Four Leading Arab Cities in Flames. By Rami G. Khouri.
A bad day for four leading Arab cities. By Rami G. Khouri. The Daily Star (Lebanon), August 17, 2013.
Khouri:
Thursday
of this week was a bad day in modern Arab history. The four leading Arab cities
of recent eras – Baghdad, Damascus, Beirut and Cairo – were simultaneously
engulfed in bombings or urban warfare, mostly carried out with brutal savagery
and cruelty against civilians in urban settings. Even more problematic is that
the carnage was predominantly the work of Arabs, not foreign invaders. Our four
greatest modern Arab cities are now routinely depicted around the world with
scenes of bomb craters, flames and rows of dead bodies. Other Arab lands, such
as Libya, Yemen, Palestine, Tunisia, Bahrain, Algeria and Sudan, are only
slightly less chaotic. This is a dramatic and telling moment, but a moment that
tells us what, exactly? Have we collectively failed the test of statehood?

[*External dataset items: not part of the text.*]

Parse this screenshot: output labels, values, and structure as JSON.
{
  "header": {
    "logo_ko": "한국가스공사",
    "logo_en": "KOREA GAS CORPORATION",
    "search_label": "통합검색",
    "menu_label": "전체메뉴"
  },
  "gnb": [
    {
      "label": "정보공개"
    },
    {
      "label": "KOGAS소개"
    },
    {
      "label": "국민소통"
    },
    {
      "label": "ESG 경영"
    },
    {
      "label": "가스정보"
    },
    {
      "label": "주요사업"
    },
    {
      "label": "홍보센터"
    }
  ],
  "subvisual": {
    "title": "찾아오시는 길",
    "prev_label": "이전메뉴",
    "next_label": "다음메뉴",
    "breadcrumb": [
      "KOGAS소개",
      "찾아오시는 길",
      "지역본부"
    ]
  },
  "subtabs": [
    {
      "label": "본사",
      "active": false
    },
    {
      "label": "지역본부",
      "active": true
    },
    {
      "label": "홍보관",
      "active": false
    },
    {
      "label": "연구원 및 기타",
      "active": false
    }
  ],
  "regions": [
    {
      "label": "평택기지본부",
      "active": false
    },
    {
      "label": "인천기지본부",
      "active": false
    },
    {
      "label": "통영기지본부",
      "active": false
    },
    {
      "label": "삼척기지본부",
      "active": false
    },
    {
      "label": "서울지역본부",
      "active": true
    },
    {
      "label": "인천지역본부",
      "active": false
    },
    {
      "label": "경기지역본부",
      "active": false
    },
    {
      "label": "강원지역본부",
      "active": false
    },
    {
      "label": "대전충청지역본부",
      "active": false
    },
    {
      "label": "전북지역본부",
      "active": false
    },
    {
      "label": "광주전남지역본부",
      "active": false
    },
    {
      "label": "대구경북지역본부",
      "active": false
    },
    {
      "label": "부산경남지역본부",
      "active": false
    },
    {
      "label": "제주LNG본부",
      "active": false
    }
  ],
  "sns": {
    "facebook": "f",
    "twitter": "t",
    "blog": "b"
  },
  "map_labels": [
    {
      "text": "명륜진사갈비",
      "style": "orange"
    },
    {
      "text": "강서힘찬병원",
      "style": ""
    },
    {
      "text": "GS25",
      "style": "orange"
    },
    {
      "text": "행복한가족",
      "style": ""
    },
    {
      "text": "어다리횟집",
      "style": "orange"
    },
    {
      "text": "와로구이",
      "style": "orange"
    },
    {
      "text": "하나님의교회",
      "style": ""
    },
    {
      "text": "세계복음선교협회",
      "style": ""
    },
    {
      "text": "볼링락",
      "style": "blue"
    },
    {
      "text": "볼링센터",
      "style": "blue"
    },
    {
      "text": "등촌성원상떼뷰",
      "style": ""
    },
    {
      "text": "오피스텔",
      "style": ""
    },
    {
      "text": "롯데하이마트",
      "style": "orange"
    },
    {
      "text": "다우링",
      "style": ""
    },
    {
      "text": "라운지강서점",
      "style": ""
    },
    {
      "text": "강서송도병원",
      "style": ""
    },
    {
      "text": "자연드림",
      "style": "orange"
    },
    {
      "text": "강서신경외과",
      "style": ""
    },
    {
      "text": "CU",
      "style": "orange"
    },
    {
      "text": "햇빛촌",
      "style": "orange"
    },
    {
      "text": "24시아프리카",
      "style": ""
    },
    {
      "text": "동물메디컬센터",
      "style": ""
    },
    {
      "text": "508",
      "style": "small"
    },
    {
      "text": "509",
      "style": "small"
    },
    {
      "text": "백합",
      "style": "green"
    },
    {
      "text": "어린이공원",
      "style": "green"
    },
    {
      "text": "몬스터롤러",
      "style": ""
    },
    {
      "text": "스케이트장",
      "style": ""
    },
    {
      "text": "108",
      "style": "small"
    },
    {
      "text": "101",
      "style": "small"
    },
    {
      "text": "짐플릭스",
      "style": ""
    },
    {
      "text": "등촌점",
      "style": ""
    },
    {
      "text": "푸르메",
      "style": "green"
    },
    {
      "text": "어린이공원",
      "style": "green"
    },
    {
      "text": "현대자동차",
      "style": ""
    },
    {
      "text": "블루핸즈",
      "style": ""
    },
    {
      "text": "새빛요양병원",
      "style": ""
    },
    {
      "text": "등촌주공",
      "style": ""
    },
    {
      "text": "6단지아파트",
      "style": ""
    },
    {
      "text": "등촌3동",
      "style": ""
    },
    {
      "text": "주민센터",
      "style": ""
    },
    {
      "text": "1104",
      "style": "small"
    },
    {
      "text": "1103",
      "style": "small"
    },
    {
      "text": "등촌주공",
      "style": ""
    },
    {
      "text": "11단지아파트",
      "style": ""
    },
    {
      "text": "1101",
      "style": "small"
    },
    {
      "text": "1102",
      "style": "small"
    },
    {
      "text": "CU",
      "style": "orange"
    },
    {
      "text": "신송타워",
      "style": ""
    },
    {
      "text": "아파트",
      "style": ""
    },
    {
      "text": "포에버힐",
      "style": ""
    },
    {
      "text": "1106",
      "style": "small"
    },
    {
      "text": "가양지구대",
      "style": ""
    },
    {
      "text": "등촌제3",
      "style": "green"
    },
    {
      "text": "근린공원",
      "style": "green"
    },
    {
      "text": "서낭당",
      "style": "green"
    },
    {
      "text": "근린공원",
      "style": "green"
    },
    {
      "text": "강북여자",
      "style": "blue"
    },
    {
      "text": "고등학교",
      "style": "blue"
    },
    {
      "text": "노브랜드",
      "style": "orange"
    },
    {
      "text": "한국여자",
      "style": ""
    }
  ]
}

Modernity? Civility? Democracy? Independence? Sovereignty? Secularism?
It is
important at this moment of reckoning to avoid the temptation that engulfs so
many analysts and writers around the world, which is to make definitive and
cosmic historical judgments about the meaning of this moment, like The End of
History, the End of Islamism, the End of Arab Liberalism, or the End of the
Arab Spring.
So my
humble suggestion is that when you run into a phrase or headline describing the
current Arab situation that starts with “the end of . . . ,” you should not
bother to finish reading it, because it will probably tell you more about the
psychology of the writer than about any significant trends within the Arab
region. We have had few real endings in this region in the past 6,000 years of
urban life, but only perpetual transformations and reconfigurations of how
identity, power and governance mesh together and evolve slowly year after year.
For
those who do like neat historical markers, though, Thursday could easily be
seen as a symbolic moment that marked a serious pause, a slight shift and a
momentary regression in the uprisings and transformations that began in
December 2010 in Tunisia, but really had started a generation earlier. The old
autocratic Arab order that had prevailed since the mid-20th century started to
fray at the edges and atrophy in its center in the 1970s, as ruling elites
turned into security regimes, and nationalist and developmental states turned
into showcases of consumerism and corruption.
The
overthrow or challenge of former regimes have not led to smooth transitions to
democratic and pluralistic societies governed by the rule of law in any Arab
country – yet. The moment of hope for a series of simultaneous Arab democratic
transformations remains unfulfilled, due to different conditions in each
country. This transitional phase will give way in due course to renewed efforts
to build stable constitutional democracies that will reflect local values; but
this will only happen after we get through this nation-building rite of
passage.
The
most important lesson we can learn from our messy transitions – this is the
meaning of the suicide bombings or snipers’ bullets Thursday in Baghdad,
Damascus, Beirut and Cairo – is that the six dominant regional phenomena that
have defined the modern Arab world are totally inappropriate for creating
modern pluralistic democracies. These six are religion (mainly Islamism), armed
forces, resistance, sectarianism, Arabism and tribalism. These powerful shapers
of personal identity and immensely effective instruments for mass mobilization
and street activism are also utter failures as entry points into stable
democratic states.
Egypt’s
striking lesson today is that its two most powerful, organized and trusted
groups – the Muslim Brotherhood and the armed forces – both proved to be
incompetent in the business of governance. This is not because they do not have
capable individuals and smart and rational supporters; they have plenty of
those. It is rather because the ways of soldiers and spirituality are designed
for worlds other than governance and equitably providing services and
opportunities for millions of people from different religions, ideologies and
ethnicities.
Our
societies probably must pass through these moments of seeing military,
religious, tribal and other groups try their hand at governing, and then also
fight each other politically and militarily. They must do this and fail, as the
military and the Muslim Brothers are doing in Egypt, in order to confirm over
and over again that none of them are qualified to govern, or, more importantly,
mandated by a majority of their citizens to rule on their own. The lack of
other organized and credible indigenous groups of citizens that can engage in
the political process and shape new constitutional systems is largely a
consequence of how military officers, members of tribes, and religious zealots
have dominated Arab public life for decades.
So it
is no surprise that Egypt and other Arab lands have moved very quickly from
revolutionary moments to civil wars. From these events, new and more rational
political actors ultimately will emerge who can shape more stable governing
orders – after entire societies are frightened, embarrassed and then humbled by
the experience of their homegrown killing sprees and political immaturity.